To get a good bread you need a flour with at least 11 percent protein, says C.E. Walker, a professor of bakery science at Kansas State University. "Then there's enough protein present to form a uniform gluten film to hold the starch granules and the gas bubbles in place to form a nice, light bread."

That precision doesn't come cheap. A 5-pound bag of King Arthur costs a bit more than store-brand all-purpose flour.

Home bakers typically buy all-purpose flour, generally the store brand, unless they bake year-round, says Sharon Davis of the Home Baking Association.

That can yield uneven results, as store-brand all-purpose flours can vary up to two percentage points in protein content.

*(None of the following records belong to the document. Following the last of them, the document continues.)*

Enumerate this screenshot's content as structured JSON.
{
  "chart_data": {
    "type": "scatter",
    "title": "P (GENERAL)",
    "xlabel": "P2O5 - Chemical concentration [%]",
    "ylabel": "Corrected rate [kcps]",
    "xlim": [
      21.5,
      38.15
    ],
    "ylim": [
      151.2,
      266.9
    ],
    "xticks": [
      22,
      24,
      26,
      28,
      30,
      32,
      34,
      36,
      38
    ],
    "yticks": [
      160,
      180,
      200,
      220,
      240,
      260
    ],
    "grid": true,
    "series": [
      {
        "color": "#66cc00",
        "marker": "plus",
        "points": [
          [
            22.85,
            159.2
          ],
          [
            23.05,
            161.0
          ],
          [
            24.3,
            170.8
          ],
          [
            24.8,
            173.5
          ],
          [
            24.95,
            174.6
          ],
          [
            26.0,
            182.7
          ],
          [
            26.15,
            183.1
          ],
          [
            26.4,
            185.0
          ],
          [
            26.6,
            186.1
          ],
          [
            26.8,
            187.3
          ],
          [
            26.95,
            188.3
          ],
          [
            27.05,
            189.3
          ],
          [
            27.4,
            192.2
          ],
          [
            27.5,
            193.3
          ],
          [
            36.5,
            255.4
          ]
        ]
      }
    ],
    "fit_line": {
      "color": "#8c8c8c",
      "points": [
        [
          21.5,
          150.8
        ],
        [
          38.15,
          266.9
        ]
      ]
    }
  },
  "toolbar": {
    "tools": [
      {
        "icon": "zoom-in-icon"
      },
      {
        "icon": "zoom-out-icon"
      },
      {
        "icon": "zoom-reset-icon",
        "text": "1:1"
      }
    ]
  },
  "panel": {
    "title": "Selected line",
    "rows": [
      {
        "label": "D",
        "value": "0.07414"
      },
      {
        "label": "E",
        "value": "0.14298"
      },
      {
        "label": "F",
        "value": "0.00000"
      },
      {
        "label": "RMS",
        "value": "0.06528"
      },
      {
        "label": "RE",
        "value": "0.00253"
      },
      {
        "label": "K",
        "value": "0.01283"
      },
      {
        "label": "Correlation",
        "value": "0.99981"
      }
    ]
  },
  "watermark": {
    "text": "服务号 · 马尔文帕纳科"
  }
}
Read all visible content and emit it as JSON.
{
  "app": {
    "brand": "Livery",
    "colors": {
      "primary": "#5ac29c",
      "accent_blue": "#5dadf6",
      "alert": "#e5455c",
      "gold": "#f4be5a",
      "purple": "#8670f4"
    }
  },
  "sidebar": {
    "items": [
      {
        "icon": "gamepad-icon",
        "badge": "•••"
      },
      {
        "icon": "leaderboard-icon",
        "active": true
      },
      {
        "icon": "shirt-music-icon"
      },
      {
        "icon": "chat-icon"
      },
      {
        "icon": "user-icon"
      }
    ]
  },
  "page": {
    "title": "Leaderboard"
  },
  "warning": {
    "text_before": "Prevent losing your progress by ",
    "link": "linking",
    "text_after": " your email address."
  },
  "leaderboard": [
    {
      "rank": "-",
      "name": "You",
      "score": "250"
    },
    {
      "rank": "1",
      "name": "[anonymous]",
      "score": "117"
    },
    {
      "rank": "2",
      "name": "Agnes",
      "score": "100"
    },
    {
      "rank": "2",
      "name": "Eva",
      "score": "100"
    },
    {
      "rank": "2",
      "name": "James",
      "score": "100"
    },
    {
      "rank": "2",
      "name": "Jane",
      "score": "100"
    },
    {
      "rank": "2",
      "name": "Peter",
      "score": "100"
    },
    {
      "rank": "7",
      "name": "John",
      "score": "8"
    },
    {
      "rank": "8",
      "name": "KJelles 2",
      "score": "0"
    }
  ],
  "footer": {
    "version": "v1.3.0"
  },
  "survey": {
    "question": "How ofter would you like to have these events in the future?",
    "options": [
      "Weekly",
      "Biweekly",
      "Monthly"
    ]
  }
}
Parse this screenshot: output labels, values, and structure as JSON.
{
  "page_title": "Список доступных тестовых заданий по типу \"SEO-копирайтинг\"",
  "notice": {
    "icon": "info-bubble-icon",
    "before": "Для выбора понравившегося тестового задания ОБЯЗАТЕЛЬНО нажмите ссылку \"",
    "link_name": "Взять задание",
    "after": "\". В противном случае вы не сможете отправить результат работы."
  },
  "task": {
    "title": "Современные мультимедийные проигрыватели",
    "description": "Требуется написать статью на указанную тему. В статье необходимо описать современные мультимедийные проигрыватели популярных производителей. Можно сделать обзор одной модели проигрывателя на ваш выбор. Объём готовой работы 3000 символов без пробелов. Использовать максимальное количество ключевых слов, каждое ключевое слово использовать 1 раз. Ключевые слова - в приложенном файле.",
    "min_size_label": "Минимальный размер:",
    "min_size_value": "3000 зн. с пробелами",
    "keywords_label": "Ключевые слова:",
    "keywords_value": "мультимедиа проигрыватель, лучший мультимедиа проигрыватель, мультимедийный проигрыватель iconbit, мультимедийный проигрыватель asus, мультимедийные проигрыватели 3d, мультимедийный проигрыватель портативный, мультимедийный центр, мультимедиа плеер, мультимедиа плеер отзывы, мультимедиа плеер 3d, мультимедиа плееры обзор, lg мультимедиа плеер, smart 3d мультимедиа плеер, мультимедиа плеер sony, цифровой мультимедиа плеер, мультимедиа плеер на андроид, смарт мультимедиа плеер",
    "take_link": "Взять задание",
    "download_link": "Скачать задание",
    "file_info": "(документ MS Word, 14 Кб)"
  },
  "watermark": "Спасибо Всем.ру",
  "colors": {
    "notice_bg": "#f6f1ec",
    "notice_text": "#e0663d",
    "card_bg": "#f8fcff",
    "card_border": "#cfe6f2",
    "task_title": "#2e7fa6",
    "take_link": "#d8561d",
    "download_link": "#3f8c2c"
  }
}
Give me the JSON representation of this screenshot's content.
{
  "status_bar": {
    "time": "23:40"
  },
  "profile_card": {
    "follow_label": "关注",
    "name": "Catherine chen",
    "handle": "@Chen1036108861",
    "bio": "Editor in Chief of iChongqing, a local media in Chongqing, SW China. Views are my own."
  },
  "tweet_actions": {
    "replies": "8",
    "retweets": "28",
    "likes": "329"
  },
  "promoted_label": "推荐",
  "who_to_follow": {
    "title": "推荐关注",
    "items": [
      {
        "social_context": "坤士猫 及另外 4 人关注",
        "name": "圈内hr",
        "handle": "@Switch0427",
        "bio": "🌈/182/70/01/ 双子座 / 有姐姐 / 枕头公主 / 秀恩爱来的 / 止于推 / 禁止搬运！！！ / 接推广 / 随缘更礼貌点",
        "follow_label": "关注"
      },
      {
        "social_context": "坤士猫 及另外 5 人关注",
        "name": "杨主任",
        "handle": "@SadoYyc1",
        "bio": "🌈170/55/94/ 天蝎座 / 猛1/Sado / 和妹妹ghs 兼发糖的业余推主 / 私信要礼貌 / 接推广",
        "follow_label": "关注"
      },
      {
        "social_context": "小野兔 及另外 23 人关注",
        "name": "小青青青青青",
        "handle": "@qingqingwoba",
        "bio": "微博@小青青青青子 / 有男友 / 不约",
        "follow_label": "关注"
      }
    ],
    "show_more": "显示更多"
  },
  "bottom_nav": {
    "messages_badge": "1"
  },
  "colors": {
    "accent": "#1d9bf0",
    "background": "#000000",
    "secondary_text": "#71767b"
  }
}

Christa Geraghty of Westland, Mich., swears by the consistency she gets using King Arthur flour. With five kids, she buys it in 25-pound bags when she can. "I bake pretty much every day," she says.

"We have a sign in the kitchen that says 'Fresh Bread Daily,'" says husband Jack, who swoons over her cinnamon rolls and doesn't bake himself.

That used to be true of most of the men who came to the baking classes, says Jubinsky. There would be three or four, sitting with their arms folded. "They were the designated drivers and obviously there against their will."

Today the audience has gone from 98 percent women overall to up to 50 percent men in the artisan bread class.

Jubinsky says men's interest grew with the arrival of the bread machine. "For a guy it's a perfect thing — it's a power tool you can use in the kitchen."